El desmesurado volumen
de deuda pública a finales del siglo XIX fue resultado de su acumulación a lo
largo de un siglo. En primer lugar, la serie se inicia con una enorme montaña
de deuda heredada del Antiguo Régimen, derivada de las continuas guerras desde
finales del siglo XVIII, financiadas a crédito, y por los altos costes de la
deuda ocasionados por los recurrentes impagos de Fernando VII y de los primeros
gobiernos liberales. Así, en 1850 la deuda pública ya era el 92% del PIB.
En segundo lugar, la
reforma tributaria de 1845 y el arreglo de la deuda de Bravo Murillo de 1851 no
solucionaron las deficiencias de la Hacienda. Por un lado, la deuda se siguió
acumulando porque los déficits públicos continuaron siendo la norma en la
segunda mitad del siglo XIX, alcanzando niveles de crisis fiscal en 1856-1875 (el
5,6% del PIB en 1870) y 1895- 1902 (4,5 % en 1897).
Los déficits pequeños
surgían de la insuficiencia del sistema fiscal que impedía que los ingresos tributarios
cubriesen los gastos normales del Estado. Los déficits alarmantes surgían de la
inestabilidad política y de las guerras durante el Sexenio Democrático (1668-1874)
y la guerra de Cuba. Por otro lado, la deuda pública también se acumulaba
porque se emitía para satisfacer obligaciones del Estado al margen del
Presupuesto ordinario. Entre 1851 y 1882 la deuda pública creció fuertemente por
diversos motivos. Por ejemplo, la permutación de los bienes del clero y
corporaciones civiles por inscripciones intransferibles de la deuda, derivadas
de la desamortización civil de 1855.
En segundo lugar, por
los presupuestos extraordinarios y las subvenciones a los ferrocarriles, que fueron
financiados con la emisión de deudas especiales entre 1851 y 1881. Finalmente,
la deuda pública se emitía en grandes cantidades para financiar los impagos
parciales (las conversiones de la deuda amortizable y las consolidaciones de la
deuda flotante), para pagar los intereses impagados (entre 1872 y 1881) y para
garantizar las operaciones del Tesoro. Todo ello explica que en 1879 y 1899, la
deuda pública fuera insostenible.
En las dos grandes
crisis de deuda mencionadas, la de 1879 y la de 1900, los ministros tuvieron
suerte porque el déficit público pudo controlarse. En cuanto el régimen de la Restauración
se estabilizó desde 1875, pudo reducirse el déficit público y el propio Camacho
lo redujo aún más antes de realizar su arreglo de la deuda. En la crisis de la
deuda de 1896-1900, Fernández Villaverde se encontró con que el fin de la
guerra de Cuba redujo e! déficit drásticamente, hasta lograr el superávit a principios
del siglo XX. Esto permitió no sólo dejar de emitir pasivos, sino amortizar
cantidades relevantes de deuda. Además, el arreglo
de Villaverde redujo los gastos financieros de la deuda, que eran la otra gran
partida del gasto público.
La situación actual es
radicalmente diferente. Ya no son las guerras las causantes del amplio déficit sino
la combinación de una depresión económica y de la acción del Estado del
Bienestar. Por un lado, los estabilizadores automáticos (impuesto sobre la
renta y prestaciones de desempleo), junto a la política de impulso fiscal en el
primer año de la crisis, fueron el origen del déficit público de 2008-2013, pues
antes de la crisis las Administraciones Públicas tenían superávit. Además, la
crisis económica llevó a la bancaria. Como el Estado acudió en auxilio de los
bancos, sus ayudas multiplicaron el déficit público y la deuda viva.

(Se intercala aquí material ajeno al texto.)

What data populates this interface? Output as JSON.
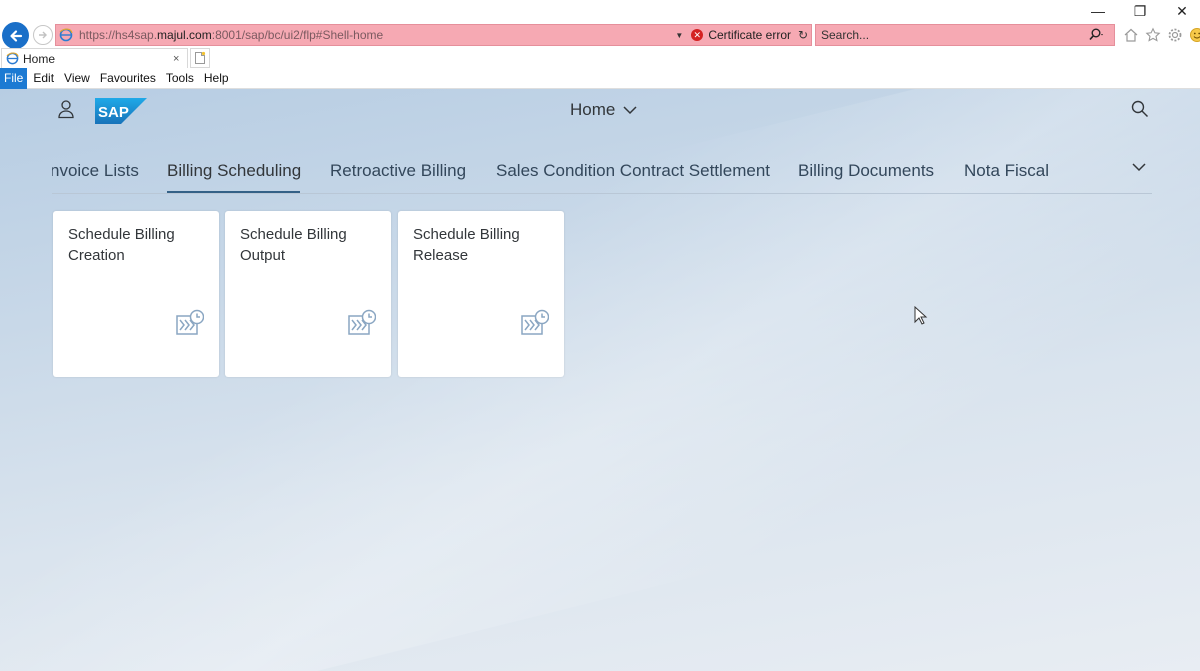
{
  "browser": {
    "url_prefix": "https://hs4sap.",
    "url_host": "majul.com",
    "url_suffix": ":8001/sap/bc/ui2/flp#Shell-home",
    "certificate_error": "Certificate error",
    "search_placeholder": "Search...",
    "tab_title": "Home",
    "tab_close": "×",
    "window_controls": {
      "minimize": "—",
      "restore": "❐",
      "close": "✕"
    }
  },
  "menu": [
    "File",
    "Edit",
    "View",
    "Favourites",
    "Tools",
    "Help"
  ],
  "shell": {
    "title": "Home",
    "logo_text": "SAP"
  },
  "tabs": [
    {
      "label": "nvoice Lists",
      "selected": false
    },
    {
      "label": "Billing Scheduling",
      "selected": true
    },
    {
      "label": "Retroactive Billing",
      "selected": false
    },
    {
      "label": "Sales Condition Contract Settlement",
      "selected": false
    },
    {
      "label": "Billing Documents",
      "selected": false
    },
    {
      "label": "Nota Fiscal",
      "selected": false
    }
  ],
  "tiles": [
    {
      "title": "Schedule Billing Creation",
      "icon": "schedule-billing-icon"
    },
    {
      "title": "Schedule Billing Output",
      "icon": "schedule-billing-icon"
    },
    {
      "title": "Schedule Billing Release",
      "icon": "schedule-billing-icon"
    }
  ],
  "colors": {
    "accent": "#346187",
    "insecure_bar": "#f6a9b3",
    "menu_active": "#1c7ad3",
    "sap_logo": "#1e8ed8"
  }
}
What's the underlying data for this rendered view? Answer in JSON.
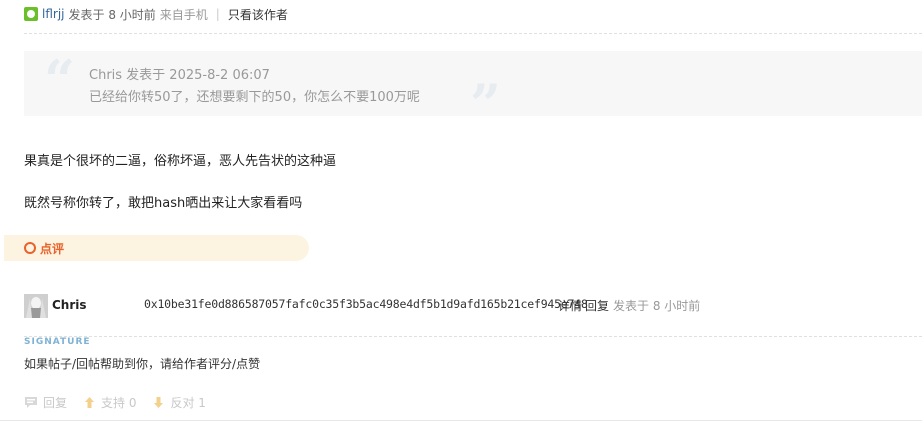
{
  "header": {
    "author": "lflrjj",
    "posted_time": "发表于 8 小时前",
    "source": "来自手机",
    "separator": "|",
    "only_author": "只看该作者"
  },
  "quote": {
    "meta": "Chris 发表于 2025-8-2 06:07",
    "text": "已经给你转50了，还想要剩下的50，你怎么不要100万呢",
    "open_mark": "“",
    "close_mark": "”"
  },
  "body": {
    "line1": "果真是个很坏的二逼，俗称坏逼，恶人先告状的这种逼",
    "line2": "既然号称你转了，敢把hash晒出来让大家看看吗"
  },
  "comment": {
    "label": "点评"
  },
  "reply": {
    "author": "Chris",
    "content": "0x10be31fe0d886587057fafc0c35f3b5ac498e4df5b1d9afd165b21cef945e748",
    "detail_link": "详情",
    "reply_link": "回复",
    "time": "发表于 8 小时前"
  },
  "signature": {
    "title": "SIGNATURE",
    "text": "如果帖子/回帖帮助到你，请给作者评分/点赞"
  },
  "actions": {
    "reply": "回复",
    "support": "支持 0",
    "oppose": "反对 1"
  },
  "colors": {
    "accent": "#e8632b",
    "comment_bg": "#fdf3e1",
    "online_icon": "#6bbf2a",
    "signature_title": "#7fb3d5"
  },
  "icons": {
    "online": "online-status-icon",
    "comment": "ring-icon",
    "reply": "speech-bubble-icon",
    "support": "thumbs-up-icon",
    "oppose": "thumbs-down-icon"
  }
}
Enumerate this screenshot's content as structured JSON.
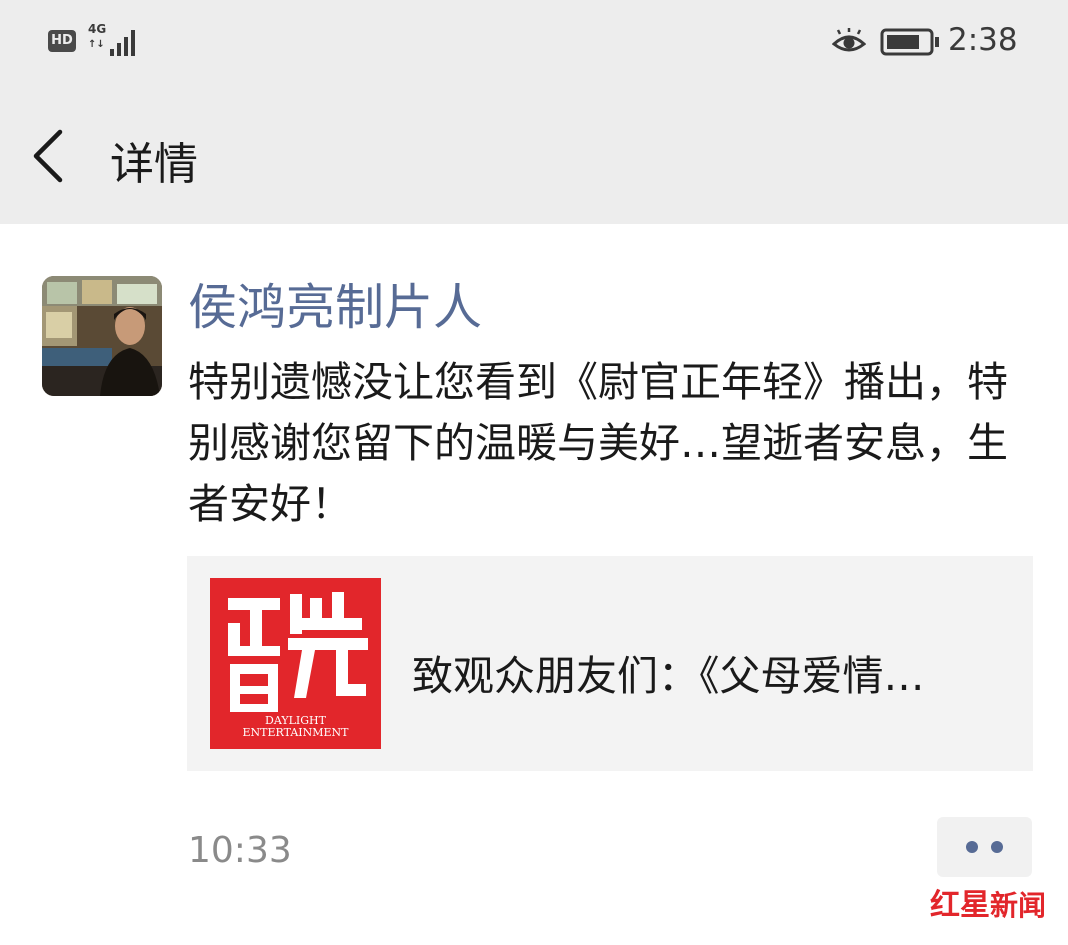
{
  "status_bar": {
    "hd_label": "HD",
    "network_label": "4G",
    "data_arrows": "↑↓",
    "time": "2:38",
    "icons": [
      "eye-icon",
      "battery-icon",
      "signal-icon"
    ]
  },
  "header": {
    "title": "详情",
    "back_icon": "chevron-left-icon"
  },
  "post": {
    "author": "侯鸿亮制片人",
    "text": "特别遗憾没让您看到《尉官正年轻》播出，特别感谢您留下的温暖与美好…望逝者安息，生者安好！",
    "link_card": {
      "logo_text_line1": "DAYLIGHT",
      "logo_text_line2": "ENTERTAINMENT",
      "title": "致观众朋友们：《父母爱情…"
    },
    "timestamp": "10:33"
  },
  "watermark": {
    "part1": "红",
    "part2": "星",
    "part3": "新闻"
  },
  "colors": {
    "link_blue": "#576b95",
    "logo_red": "#e2262b",
    "bar_gray": "#ededed",
    "card_gray": "#f3f3f3"
  }
}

Por tanto, la vía de reducir
la deuda mediante su amortización con los sobrantes conseguidos en el presupuesto
está totalmente descartada en los próximos años. En ninguna situación pacifica
previa la relación déficit público/PIB fue tan alarmante como la de 2009-2013, por
encima del 10%.
La persistencia de la crisis
económica y de la crisis bancaria impide que el Gobierno reduzca
significativamente el déficit público, que en 2013 volverá a superar aquel
porcentaje si se incluyen las ayudas a la banca ya consideradas irrecuperables (como
hace Eurostat). Lo esperable es que habrá que seguir emitiendo deuda pública para
financiar los déficits.
En segundo lugar, también
está descartada la vía de las privatizaciones para conseguir fondos con los que
amortizar la deuda, que fue lo que hicieron los gobiernos españoles con la
desamortización en 1836 y 1855, Y entre 1995 y el año 2000 con las privatizaciones
de las grandes empresas públicas. Las pocas empresas que quedan por vender
(LAE, AENA) no se han privatizado porque con la crisis se malvenderían.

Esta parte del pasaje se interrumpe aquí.